If the expected counts are correct — i.e., if the probabilities are correct — the the \(X^2\) test statistic has (approximately) a \(\chi^2\) distribution. The degrees of freedom varies, depending on how the expected counts are computed. For a goodness-of-fit test, it may be one less than the number of possible events, but it sometimes less than that if expected counts must be estimated.

The Goodness-of-Fit Test

State your hypotheses in terms of probabilities.
Check the sample size — all expected counts should be at least 5.
Compute the \(X^2\) test statistic.
Compute the \(p\)-value.
Make a decision.

The Significance Test for a Single Proportion

Consider a test of the hypotheses \(H_0\!: p = 0.75\) versus \(H_a\!: p \neq 0.75\). The test statistic would be \[ z = \frac{6022/8023 - 0.75}{\sqrt{0.75(1-0.75)/8023}} \approx 0.122. \] How is this related to the test using the \(X^2\) test statistic? What is the limitation of the \(z\) test statistic relative to the \(X^2\) test statistic?
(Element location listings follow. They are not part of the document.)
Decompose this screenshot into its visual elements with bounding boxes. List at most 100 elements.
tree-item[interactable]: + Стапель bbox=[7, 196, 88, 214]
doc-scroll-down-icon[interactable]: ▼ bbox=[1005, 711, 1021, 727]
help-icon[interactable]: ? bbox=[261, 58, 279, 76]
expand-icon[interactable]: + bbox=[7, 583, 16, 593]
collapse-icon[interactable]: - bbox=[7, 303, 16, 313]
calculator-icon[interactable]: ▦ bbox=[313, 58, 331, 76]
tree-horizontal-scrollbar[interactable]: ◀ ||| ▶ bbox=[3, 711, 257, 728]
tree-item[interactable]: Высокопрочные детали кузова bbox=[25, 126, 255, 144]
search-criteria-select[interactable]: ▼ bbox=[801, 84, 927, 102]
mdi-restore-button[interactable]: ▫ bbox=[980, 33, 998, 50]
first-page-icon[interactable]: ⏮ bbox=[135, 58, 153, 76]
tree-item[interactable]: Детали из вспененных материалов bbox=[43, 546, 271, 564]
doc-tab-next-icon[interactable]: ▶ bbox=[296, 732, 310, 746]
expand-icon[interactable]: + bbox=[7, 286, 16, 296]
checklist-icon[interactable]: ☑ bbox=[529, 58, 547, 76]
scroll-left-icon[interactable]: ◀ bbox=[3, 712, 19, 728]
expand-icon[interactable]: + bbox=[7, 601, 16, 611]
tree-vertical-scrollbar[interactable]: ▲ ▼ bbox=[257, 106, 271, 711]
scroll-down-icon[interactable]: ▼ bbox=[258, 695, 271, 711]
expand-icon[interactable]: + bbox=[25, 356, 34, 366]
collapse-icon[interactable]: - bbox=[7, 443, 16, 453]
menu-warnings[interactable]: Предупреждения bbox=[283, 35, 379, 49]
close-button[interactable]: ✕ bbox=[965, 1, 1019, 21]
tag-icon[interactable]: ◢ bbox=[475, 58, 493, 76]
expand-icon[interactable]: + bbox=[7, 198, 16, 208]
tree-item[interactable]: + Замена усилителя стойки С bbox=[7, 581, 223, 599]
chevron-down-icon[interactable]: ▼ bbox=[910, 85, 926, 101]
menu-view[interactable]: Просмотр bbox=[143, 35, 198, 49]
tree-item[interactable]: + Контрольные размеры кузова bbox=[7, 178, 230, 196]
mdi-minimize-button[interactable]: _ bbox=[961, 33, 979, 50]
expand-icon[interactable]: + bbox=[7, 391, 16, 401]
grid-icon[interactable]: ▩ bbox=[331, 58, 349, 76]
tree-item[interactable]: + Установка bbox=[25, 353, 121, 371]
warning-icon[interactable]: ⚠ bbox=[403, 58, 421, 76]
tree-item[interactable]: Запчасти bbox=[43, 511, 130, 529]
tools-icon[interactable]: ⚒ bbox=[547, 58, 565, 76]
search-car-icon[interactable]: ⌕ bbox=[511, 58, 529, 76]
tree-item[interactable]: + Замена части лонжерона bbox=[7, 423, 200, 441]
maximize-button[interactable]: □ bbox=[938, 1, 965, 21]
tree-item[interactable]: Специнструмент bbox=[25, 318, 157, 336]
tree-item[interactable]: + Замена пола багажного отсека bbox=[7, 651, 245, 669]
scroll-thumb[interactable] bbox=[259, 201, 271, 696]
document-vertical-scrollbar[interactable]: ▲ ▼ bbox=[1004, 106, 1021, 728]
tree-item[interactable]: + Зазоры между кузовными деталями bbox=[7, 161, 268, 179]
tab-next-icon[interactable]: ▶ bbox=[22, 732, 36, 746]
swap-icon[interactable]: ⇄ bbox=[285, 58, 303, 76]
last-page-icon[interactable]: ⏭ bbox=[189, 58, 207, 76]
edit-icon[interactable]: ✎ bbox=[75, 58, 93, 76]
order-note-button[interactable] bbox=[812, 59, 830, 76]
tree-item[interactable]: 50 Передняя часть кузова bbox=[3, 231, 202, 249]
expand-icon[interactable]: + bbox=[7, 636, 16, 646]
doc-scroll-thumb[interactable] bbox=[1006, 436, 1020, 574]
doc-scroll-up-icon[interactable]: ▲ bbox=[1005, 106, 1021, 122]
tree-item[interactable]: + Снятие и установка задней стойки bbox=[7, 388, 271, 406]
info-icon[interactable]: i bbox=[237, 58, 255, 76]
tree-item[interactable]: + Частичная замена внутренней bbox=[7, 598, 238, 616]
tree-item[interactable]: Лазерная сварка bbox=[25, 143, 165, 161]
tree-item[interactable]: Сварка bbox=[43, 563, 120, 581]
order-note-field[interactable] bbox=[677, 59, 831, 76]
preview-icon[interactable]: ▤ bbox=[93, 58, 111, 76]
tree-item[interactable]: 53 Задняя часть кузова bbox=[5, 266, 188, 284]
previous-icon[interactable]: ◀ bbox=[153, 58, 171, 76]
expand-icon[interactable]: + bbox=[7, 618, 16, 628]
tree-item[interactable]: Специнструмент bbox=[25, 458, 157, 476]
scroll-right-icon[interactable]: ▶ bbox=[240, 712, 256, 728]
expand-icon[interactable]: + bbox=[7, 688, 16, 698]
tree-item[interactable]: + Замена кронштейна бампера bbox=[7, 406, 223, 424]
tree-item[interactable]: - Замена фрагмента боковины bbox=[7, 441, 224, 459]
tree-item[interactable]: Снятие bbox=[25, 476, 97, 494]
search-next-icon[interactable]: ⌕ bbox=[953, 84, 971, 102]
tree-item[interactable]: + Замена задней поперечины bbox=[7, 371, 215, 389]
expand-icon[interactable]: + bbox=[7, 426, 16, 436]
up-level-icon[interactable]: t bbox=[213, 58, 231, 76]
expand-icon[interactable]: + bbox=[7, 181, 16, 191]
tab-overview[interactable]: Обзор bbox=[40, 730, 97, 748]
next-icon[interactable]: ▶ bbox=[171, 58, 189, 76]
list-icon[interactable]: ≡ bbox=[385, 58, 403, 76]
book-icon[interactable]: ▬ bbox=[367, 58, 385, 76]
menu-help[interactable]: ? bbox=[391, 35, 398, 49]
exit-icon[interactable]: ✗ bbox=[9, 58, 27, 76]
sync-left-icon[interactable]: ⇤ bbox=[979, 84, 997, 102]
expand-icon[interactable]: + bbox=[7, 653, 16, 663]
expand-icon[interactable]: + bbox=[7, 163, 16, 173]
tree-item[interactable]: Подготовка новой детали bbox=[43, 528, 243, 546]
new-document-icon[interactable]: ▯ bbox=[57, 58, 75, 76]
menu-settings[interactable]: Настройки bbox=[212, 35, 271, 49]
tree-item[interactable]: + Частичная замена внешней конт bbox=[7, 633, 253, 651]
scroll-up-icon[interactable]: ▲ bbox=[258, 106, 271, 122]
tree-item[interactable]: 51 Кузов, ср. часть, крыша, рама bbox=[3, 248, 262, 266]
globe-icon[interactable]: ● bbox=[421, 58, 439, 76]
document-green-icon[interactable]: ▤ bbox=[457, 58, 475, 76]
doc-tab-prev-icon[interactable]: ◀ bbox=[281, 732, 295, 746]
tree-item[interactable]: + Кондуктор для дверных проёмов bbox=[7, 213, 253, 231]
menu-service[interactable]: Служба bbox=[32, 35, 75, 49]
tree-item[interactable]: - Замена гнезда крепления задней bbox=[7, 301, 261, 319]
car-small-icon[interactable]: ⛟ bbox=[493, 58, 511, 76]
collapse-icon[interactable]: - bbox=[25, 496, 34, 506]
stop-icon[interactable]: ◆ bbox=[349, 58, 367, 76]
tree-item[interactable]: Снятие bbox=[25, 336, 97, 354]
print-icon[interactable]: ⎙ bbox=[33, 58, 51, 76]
Hardy-Weinburg Equilibrium of Scarlet Tiger Moths

The Hardy-Weinburg Principle states that allele and genotype frequencies in a population will remain constant from generation to generation in the absence of other evolutionary influences. When this is true we say that they are at an equilibrium. More precisely, the probabilities that will be constant, and we can compute these probabilities with some simple equations.

Example: A sample of \(n\) = 1612 Scarlet tiger moths were classified with respect to phenotype (trait) of the spotting on their wings.

		Counts
Phenoytype	Probability	Observed	Expected
white-spotted (AA)	\(\pi^2\)	1469	1467.4
intermediate (Aa,aA)	\(2\pi(1-\pi)\)	138	141.2
little spotting (aa)	\((1-\pi)^2\)	5	3.4

Note that the three expected counts are computed as \(n\pi^2\), \(n2\pi(1-\pi)\), and \(n(1-\pi)^2\). Here \(\pi\) represents the probability of the A allele, which can be estimated as \[ \hat\pi = \frac{2 \times 1469 + 138}{2 \times 1612} \approx 0.9541. \] Replacing \(\pi\) with \(\hat\pi\) = 0.9541 in the equations above we can estimate the probability of each phenotype, and then estimate the expected counts.

Does the hypothesis that the population is at equilibrium fit the data?

The Mendelian Paradox

When Mendelian inheritance was true of particular trait, Mendel’s laws fit his data well, but maybe a little too well. This is known as the Mendalian paradox.

Trait	Counts	\(X^2\)	\(p\)-value
form of seed	5474, 1850	0.26	0.61
color of cotyledon	6022, 2001	0.01	0.90
color of seed coat	705, 224	0.39	0.53
form of pods	882, 299	0.06	0.80
color of unripe pods	428, 152	0.45	0.50
position of flowers	651, 207	0.35	0.55
length of stem	787, 277	0.61	0.44

The mean of the \(\chi^2\) distribution equals its degrees of freedom (which is one for all of these studies), and the median is approximately 0.455. All of these studies produced test statistics that are below average, and all but one produced test statistics that were below the median. Is that suspicious?